San Jose Taiko 40th anniversary
Back in the 1970s, playing a tambourine in a taiko drum song was unheard of, even shocking. A few months ago, the last time I was in San Jose Taiko's practice space, they were rehearsing for a one-night show with the six-man DJ collective Bangerz that plays an almost indefinable amalgam of electronic genres. After the show "everybody's major complaint," says Franco Imperial, SJT's artistic director, "was that it was too short and that we didn't have more tickets."
Now, I'm watching SJT rehearse for another show, this one celebrating its 40th anniversary. Again it's a collaboration, this time with Abhinaya, a Bharatanatyam dance company out of San Jose. Bharatanatyam is a traditional South Indian dance form that originated in the Hindu temples, and now the Abhinaya dancers, fingers splayed in the air, are weaving their way between the taiko drummers, themselves inheritors of an ancient Japanese art.
But words like "traditional" and "ancient," while perhaps technically correct, are as complicated as the path from the past to the present. Kumi-daiko, the group style of taiko drumming played by SJT and popular all over the world, was derived from its older form only 60 years ago, and by a Japanese jazz musician at that. (Bharatanatyam went through its own period of reconstruction and reinterpretation in the early 20th century.)
Taiko is a traditional art form, but from its founding in 1973, SJT has never thought of itself that way. The founding members of the group wanted to explore who they were as Japanese-Americans, emphasis on both sides of the hyphen. So, with an ancient Japanese art form already shaped by an American style of music, they turned to the popular music of their generation: rock & roll, jazz and R&B. Hence, the tambourine.
"The idea of bringing a tambourine into a taiko ensemble at the time was just craziness," says Imperial, "and that was one of the things that made San Jose Taiko different. We were fusing styles."
Matt Ogawa, one of the senior members of SJT, points out the rows of instrument racks around the practice space. "I would be willing to bet probably half—if not more—of the taiko groups in the U.S. that are our age or older don't use any of those kind of instruments that are not Japanese."
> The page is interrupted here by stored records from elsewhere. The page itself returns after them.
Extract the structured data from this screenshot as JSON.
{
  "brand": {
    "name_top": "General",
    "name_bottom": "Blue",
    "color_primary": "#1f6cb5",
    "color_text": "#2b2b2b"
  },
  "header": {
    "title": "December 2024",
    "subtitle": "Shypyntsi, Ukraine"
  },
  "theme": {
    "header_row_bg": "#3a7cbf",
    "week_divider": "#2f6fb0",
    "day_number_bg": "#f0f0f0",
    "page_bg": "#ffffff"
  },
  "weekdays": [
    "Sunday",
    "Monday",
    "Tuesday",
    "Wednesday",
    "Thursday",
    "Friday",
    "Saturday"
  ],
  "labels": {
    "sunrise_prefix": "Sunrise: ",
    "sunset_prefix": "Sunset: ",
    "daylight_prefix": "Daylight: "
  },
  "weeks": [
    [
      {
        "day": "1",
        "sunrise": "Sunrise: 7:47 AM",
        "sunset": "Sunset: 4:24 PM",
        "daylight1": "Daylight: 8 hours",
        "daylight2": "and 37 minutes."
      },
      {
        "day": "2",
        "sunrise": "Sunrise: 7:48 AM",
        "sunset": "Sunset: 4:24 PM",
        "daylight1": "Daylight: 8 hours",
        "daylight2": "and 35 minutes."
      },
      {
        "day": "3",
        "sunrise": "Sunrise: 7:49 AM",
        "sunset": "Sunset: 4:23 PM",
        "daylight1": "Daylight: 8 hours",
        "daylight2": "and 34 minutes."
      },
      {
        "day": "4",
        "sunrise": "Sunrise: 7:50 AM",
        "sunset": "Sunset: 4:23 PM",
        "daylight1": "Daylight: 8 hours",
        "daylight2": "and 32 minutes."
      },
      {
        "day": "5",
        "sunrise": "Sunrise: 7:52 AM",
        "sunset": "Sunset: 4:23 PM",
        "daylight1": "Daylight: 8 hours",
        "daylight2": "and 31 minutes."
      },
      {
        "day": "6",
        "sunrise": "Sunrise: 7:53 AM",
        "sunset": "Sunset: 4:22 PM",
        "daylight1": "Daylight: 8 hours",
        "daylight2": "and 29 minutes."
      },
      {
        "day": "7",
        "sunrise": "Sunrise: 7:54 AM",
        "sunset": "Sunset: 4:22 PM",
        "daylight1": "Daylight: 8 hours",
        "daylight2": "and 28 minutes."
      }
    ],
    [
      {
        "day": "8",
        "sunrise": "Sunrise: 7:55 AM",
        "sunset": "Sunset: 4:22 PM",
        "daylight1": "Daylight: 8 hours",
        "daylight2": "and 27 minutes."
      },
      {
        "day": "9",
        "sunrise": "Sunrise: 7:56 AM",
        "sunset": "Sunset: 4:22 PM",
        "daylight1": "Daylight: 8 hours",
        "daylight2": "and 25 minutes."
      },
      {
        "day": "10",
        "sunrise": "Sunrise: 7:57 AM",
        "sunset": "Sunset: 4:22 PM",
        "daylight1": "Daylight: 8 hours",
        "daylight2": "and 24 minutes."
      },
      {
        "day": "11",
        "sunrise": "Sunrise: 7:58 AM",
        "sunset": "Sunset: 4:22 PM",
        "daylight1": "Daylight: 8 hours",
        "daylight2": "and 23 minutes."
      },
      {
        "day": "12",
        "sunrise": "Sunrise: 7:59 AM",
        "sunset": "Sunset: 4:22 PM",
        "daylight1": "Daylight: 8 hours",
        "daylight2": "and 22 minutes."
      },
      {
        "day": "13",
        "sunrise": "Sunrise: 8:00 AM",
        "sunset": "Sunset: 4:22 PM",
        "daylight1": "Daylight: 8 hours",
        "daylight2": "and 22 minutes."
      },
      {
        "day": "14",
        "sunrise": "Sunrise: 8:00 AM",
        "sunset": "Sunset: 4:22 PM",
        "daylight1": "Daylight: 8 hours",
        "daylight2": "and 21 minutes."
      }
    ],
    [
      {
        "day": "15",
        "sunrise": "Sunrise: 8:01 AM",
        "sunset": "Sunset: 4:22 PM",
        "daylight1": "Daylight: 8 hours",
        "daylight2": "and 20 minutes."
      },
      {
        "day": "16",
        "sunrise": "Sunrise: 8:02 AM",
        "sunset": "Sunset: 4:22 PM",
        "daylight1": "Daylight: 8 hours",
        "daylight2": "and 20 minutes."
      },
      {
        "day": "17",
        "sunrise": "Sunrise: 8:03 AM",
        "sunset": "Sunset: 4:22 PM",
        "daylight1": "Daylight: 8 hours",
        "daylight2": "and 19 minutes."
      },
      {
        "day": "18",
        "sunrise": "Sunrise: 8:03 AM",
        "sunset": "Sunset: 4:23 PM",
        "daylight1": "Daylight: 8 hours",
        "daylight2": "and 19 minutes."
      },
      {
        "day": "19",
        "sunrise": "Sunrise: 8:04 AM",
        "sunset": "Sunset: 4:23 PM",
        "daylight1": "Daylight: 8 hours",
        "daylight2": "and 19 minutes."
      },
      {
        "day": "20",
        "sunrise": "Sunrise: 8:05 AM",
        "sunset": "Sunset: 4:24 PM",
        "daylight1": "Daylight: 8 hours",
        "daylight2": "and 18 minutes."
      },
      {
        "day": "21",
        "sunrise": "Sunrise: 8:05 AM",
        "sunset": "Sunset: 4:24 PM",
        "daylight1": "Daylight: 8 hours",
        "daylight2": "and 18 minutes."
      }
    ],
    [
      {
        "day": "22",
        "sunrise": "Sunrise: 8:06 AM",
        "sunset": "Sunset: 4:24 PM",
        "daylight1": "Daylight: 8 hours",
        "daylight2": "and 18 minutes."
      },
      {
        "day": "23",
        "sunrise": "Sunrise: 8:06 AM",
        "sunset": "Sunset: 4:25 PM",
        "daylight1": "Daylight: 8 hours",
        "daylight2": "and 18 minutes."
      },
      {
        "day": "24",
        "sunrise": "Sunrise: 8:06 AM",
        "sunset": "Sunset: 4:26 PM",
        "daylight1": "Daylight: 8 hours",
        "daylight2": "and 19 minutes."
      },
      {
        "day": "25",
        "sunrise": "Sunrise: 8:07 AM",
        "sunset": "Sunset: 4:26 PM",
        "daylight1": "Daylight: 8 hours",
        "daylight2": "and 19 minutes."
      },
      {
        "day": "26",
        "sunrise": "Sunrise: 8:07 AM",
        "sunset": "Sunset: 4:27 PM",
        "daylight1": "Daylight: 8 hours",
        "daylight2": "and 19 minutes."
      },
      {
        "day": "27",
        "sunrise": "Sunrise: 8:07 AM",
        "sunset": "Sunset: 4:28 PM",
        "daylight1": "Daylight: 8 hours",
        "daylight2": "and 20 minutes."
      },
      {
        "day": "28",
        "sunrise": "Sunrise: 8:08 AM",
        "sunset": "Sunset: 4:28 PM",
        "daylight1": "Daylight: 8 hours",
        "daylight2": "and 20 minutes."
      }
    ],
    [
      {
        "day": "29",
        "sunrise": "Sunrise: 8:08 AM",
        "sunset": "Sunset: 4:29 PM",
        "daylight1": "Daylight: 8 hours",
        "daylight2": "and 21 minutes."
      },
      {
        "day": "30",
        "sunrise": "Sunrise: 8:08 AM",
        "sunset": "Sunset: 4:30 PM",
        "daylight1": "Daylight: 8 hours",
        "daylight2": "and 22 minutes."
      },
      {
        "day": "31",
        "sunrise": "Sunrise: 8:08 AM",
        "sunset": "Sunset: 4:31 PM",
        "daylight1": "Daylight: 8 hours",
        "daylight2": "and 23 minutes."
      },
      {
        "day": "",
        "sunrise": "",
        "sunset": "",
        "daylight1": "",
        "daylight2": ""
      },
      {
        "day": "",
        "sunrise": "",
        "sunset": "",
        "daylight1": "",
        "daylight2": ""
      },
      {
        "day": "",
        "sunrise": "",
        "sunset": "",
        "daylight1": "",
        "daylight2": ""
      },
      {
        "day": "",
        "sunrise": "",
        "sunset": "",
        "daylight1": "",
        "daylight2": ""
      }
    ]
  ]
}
Thus, San Jose Taiko, the third oldest taiko group in the U.S., has a long history of creating its own style. Roy Hirabayashi, a co-founder of SJT, and his wife PJ Hirabayashi, a founding member and now Artistic Director Emeritus, set out purposefully to make this so. When SJT became the first American taiko group invited to tour Japan in 1987, the Japanese were "blown away by the idea of this effervescent joyful energy coming out the performance," says Imperial. Taiko is usually static and stoic, so SJT's fluid movement and joy surprised the originators of the form. They dubbed it "California sunshine taiko."
"[Roy and PJ] were of the school that if there were a bunch of San Jose Taiko clones in the taiko community, it would be a really boring art form," says Imperial. "And likewise for us," adds Ogawa, "if we just played other people's songsÉthat would be boring."
This is why SJT doesn't teach its repertoire to other taiko groups and why all its songs are written or arranged by SJT members. This attitude challenges other groups to find their style, and sparks the creativity of its own members. As taiko becomes more popular—which it definitely has over SJT's 40 years—this attitude might save the art form from what seems like the inevitable washing-out of uniquities when subcultures hit the mainstream.
But for now, SJT will continue doing what it's always done: providing a connection to the past and a vision for the future. The 40th anniversary concert pays homage to SJT's history with a medley of the group's greatest hits, including one dedicated to the first generation of Japanese-Americans. Tentatively, a tour with the Bangerz DJ collective is scheduled for late 2014.